Содержание       Начальная страничка
      
      Глава 2. Великие политэкономические заблуждения
      
      Каждое заблуждение проходит три стадии:
      на первой оно вызывается из небытия,
      на второй его не хотят признавать,
      на третьей с ним ничего не поделать,
      
Гриллпарцер
      В истории имеется много примеров, иллюстрирующих, как экономическая политика в большей или меньшей степени не достигала цели. В основе всех этих случаев лежало неверное представление о том, как функционирует экономика, как в народном хозяйстве возникают основополагающие взаимозависимости. При этом центральным звеном заблуждений часто было ложное представление о том, как люди будут реагировать на устанавливаемые условия (правила) хозяйствования.
      
      Обобществление средств производства
      Великие заблуждения длятся десятилетиями, пока не наступит историческое прозрение и не обнаружится их ошибочность. Сначала, когда новая экономическая идея постепенно прокладывает себе путь, ситуация часто на короткое время улучшается; это длится до тех пор, пока ее ошибочность и полная неосуществимость не станут очевидными. То, что ошибочность идеи удается обнаружить не сразу, связано со многими причинами: воодушевление новыми идеями помогает преодолевать возникающие неприятности, которым легко и охотно находят кажущиеся рациональными объяснения. Так, можно кое-что сваливать на тех, кто в старой преобразуемой системе все делал неправильно. Помогает также нахождение внутреннего или внешнего козла отпущения, на которого можно возложить ответственность за ошибочное направление развития. В крайнем случае, для обеспечения сплоченности общества внутри страны можно использовать войну, как бы цинично это не звучало. Но и помимо этого политик имеет много инструментов для того, чтобы прикрыть свои неудачи и отодвинуть на время отрицательные эффекты.
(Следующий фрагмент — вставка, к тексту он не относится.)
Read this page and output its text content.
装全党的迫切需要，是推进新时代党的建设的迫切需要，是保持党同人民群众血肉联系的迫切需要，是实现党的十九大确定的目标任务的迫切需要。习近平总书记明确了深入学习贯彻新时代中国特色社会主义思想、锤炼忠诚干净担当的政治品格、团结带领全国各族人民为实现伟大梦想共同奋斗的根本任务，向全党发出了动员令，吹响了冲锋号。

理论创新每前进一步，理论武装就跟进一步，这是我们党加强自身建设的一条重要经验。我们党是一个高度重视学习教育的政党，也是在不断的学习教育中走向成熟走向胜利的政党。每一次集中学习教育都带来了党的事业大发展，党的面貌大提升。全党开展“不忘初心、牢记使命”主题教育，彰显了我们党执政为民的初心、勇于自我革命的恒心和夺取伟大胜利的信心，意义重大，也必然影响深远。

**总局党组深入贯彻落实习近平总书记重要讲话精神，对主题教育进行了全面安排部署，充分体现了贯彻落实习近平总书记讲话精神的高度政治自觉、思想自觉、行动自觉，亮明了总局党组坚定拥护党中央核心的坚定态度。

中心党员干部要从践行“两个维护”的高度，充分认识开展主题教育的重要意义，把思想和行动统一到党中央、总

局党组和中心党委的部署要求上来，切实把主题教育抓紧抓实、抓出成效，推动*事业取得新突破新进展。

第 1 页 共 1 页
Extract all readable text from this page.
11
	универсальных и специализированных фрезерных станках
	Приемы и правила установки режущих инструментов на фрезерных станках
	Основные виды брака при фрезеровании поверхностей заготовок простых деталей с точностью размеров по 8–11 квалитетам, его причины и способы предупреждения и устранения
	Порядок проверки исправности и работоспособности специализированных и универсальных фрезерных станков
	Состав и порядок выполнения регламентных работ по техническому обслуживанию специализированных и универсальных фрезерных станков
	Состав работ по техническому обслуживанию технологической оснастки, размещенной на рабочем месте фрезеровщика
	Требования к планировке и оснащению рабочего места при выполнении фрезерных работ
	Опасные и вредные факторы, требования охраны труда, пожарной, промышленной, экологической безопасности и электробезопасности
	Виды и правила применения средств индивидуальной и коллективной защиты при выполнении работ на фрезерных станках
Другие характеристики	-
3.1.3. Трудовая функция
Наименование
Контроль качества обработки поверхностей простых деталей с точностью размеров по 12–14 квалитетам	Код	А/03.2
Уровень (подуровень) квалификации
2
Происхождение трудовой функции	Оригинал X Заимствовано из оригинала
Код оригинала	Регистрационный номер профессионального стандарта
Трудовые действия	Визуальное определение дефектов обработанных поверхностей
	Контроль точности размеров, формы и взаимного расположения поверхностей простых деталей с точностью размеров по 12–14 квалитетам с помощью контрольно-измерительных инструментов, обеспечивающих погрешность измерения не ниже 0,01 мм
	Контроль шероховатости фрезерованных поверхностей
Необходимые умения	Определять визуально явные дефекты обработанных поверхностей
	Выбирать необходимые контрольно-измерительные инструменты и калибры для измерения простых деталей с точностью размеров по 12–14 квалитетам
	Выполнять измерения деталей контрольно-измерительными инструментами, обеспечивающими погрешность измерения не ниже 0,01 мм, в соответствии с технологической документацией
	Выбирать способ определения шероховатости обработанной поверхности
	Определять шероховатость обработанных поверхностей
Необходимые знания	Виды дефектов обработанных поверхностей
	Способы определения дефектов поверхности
Например, можно приукрасить статистические данные и ввести в заблуждение коллективное сознание. И наконец, надо учитывать, что эрозия производственного потенциала экономики не сразу становится очевидной.
      Выдающимся примером великого политэкономического заблуждения была легенда о коммунистическом централизованном планировании. Проникшись идеей справедливости, национализировали средства производства, организовали все народное хозяйство по единому централизованному плану, ликвидировали частную собственность. В промышленности предполагалось использовать эффект снижения затрат при укрупнении производства. Людей освободили от необходимости принимать решения по экономическим и политическим вопросам. Во времена сталинизма они даже не могли выбирать свое место жительства и вид работы. Тем самым были подавлены все индивидуальные стимулы. У кого в такой системе мог быть кровный интерес производить качественные блага? У кого были побуждения сберегать и инвестировать, создавать новый капитал и закладывать, тем самым, основы будущего для себя и своих детей? Все экономические стимулы были задавлены государством-левиафаном; все покрылось безразличием.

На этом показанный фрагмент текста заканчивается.